My senior resources tell me that last Saturday there was a Villanova party in Conshohocken. Said senior explains that on Saturday night he showed up late to the party. Once he walked up to the house, he heard noise coming from the garage. At this point, he was pumped, as any other partygoer would be. Then it began, the number one sport in college: beer pong. In the hype of all the pong playing, a female and male appeared to have taken the game to a new and extreme level. Little did our party-goer know that clothing was optional at this party.

Startled, the pong-playing male began placing house hold objects, such as ping pong paddles and a snow shovel, for cover. Eventually, the Conshohocken hostess coerced the natural duo to get dressed, or so it was thought…

At about 12:30 to 1:00 a.m. more noise came from outside the house. This time not only were there two but three people doing their best impressions of Frank the Tank. Apparenlty, the streakers then proceeded to take pictures with the neighbor’s dog. I don’t think I could ever look at Lassie the same way again!

“Busted!”

As I am sure all of you know, Marathon Grille was the place to be on Thursday night, or so you thought. Students piled into their transportation that evening and were ready for a good time. A certain “in the know” sophomore girl, whose friends were at Marathon Grille, told me she heard that once the party animals got off the bus, there were police waiting for them not only at the door, but also inside the party mingling.
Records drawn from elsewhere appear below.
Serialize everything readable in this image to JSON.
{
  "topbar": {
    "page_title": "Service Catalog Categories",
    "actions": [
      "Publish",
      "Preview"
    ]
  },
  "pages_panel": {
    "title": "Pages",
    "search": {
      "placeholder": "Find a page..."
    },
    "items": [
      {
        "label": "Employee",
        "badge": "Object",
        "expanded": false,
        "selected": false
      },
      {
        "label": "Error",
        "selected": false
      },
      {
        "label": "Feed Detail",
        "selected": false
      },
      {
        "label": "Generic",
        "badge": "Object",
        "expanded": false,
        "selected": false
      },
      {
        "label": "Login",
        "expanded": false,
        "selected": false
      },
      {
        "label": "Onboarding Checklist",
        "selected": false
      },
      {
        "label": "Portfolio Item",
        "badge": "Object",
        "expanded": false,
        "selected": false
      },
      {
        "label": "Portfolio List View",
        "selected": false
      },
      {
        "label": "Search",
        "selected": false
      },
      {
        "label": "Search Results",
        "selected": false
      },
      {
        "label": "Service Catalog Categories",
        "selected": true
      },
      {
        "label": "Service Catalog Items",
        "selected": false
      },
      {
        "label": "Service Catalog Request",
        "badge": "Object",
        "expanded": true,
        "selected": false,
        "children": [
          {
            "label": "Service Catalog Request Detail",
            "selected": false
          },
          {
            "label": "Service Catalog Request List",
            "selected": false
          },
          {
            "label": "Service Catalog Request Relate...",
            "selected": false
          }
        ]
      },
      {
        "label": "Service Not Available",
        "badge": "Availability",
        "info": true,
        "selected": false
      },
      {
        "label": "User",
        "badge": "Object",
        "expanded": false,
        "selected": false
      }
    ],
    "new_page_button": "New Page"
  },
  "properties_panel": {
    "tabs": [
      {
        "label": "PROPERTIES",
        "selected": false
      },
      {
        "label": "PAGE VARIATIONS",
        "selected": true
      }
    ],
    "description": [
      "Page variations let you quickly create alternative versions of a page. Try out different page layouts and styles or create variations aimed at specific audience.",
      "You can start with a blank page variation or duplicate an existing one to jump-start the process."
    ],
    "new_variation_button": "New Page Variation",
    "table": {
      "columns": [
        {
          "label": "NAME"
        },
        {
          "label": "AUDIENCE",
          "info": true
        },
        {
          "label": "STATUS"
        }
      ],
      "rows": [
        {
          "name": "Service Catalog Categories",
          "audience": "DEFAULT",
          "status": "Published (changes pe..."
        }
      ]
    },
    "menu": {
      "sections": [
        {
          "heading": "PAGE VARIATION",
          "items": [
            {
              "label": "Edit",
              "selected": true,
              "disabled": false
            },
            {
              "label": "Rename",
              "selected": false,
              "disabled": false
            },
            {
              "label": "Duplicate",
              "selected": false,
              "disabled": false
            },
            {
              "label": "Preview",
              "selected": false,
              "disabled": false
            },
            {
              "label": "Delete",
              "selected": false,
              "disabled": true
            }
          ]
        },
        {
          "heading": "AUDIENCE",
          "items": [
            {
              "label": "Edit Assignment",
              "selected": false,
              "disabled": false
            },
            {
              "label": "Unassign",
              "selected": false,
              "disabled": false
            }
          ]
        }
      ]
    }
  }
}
According to Ms. In The Know, the party was like the time you went to Beat Street thinking you were going to get your groove on with the hot new senior, but as Cher from Clueless would say, “You were brutally rebuffed.” All it takes to ruin a night is for an extremely large bouncer to take away your beverage and your fun. In conclusion, Marathon Grille is obvi now on watch with the po-po so please stay clear, or you will be sent home to cry in your Campus Corner food.

“Take me back to freshman year when I had a code!”
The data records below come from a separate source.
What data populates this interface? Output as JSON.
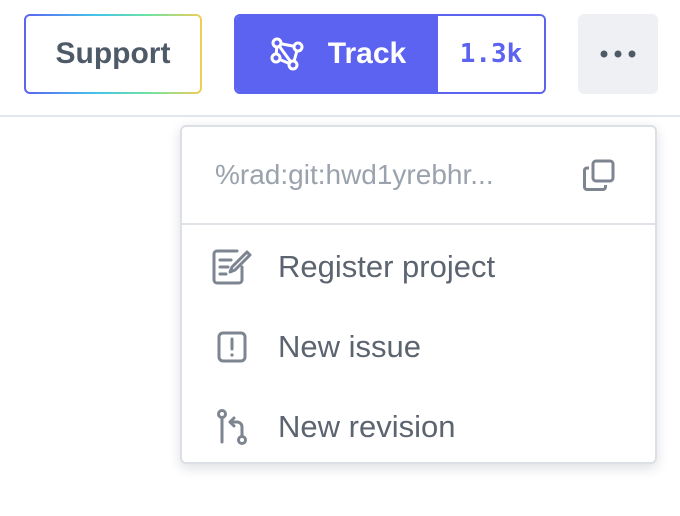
{
  "toolbar": {
    "support_label": "Support",
    "track_label": "Track",
    "track_count": "1.3k",
    "more_label": "More"
  },
  "menu": {
    "id_text": "%rad:git:hwd1yrebhr...",
    "items": [
      {
        "label": "Register project",
        "icon": "edit-icon"
      },
      {
        "label": "New issue",
        "icon": "issue-icon"
      },
      {
        "label": "New revision",
        "icon": "revision-icon"
      }
    ]
  },
  "colors": {
    "accent": "#5b63f0",
    "text_muted": "#9aa2ad",
    "text": "#5c6470",
    "button_bg": "#eef0f3"
  }
}
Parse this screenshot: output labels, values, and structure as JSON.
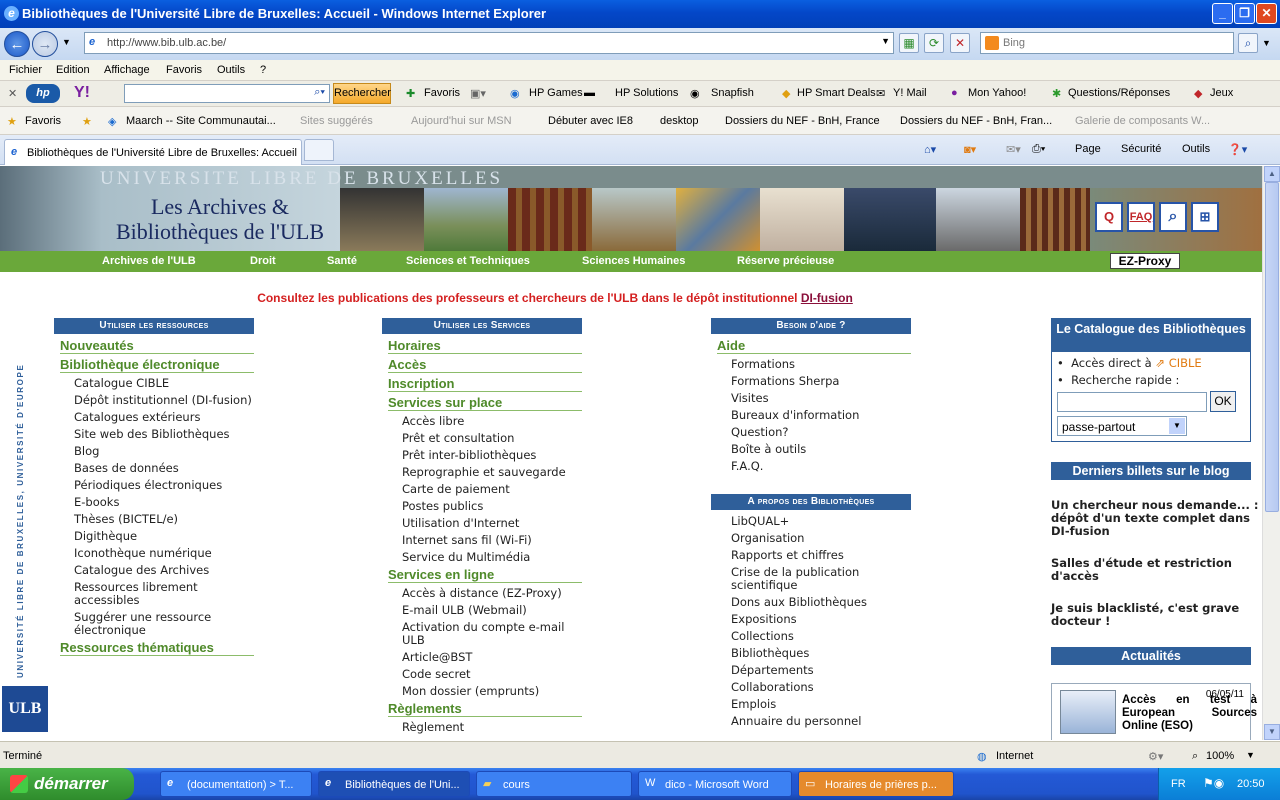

Apparently, Ludacris and Nate Dogg have “friends” in different area codes. Well, a close observer who was visiting Sheehan Hall told me that as she was going to hang out with friends when someone caught her eye. Before her night could begin, someone else’s night was clearly ending. A female was being told by Public Safety to return to her room in St. Mary’s (clearly located in another area code according to freshmen and sophomores at Villanova). However, our “disturber of the peace” refused to go back to her abode because she could not locate her key. All was out of control, until our trusty officer identified the key that she was dangling in front of him as the “lost object.” Needless to say, the intoxicated individual wanted to thank the officer by giving him a hug. However, he didn’t take one for the team this time-he denied.

“Short Shorts”

· What happened to the Oreo this weekend? Someone fill me in! All I know is there was a bush in the Oreo hole?!?! I don’t like to reveal my sources-cough picture on Facebook cough-and of course those who saw it and reported! However, more facts would be greatly appreciated.

· Speaking of Facebook, has anyone seen the new version? I’m sure if you are anyone that’s anyone, you would know it is the new stalker tool, slash it is even creepier! I know when people are breaking up and getting together by a little heart that either has a crack through it or is whole! Ok, so maybe this is a positive for me…not you!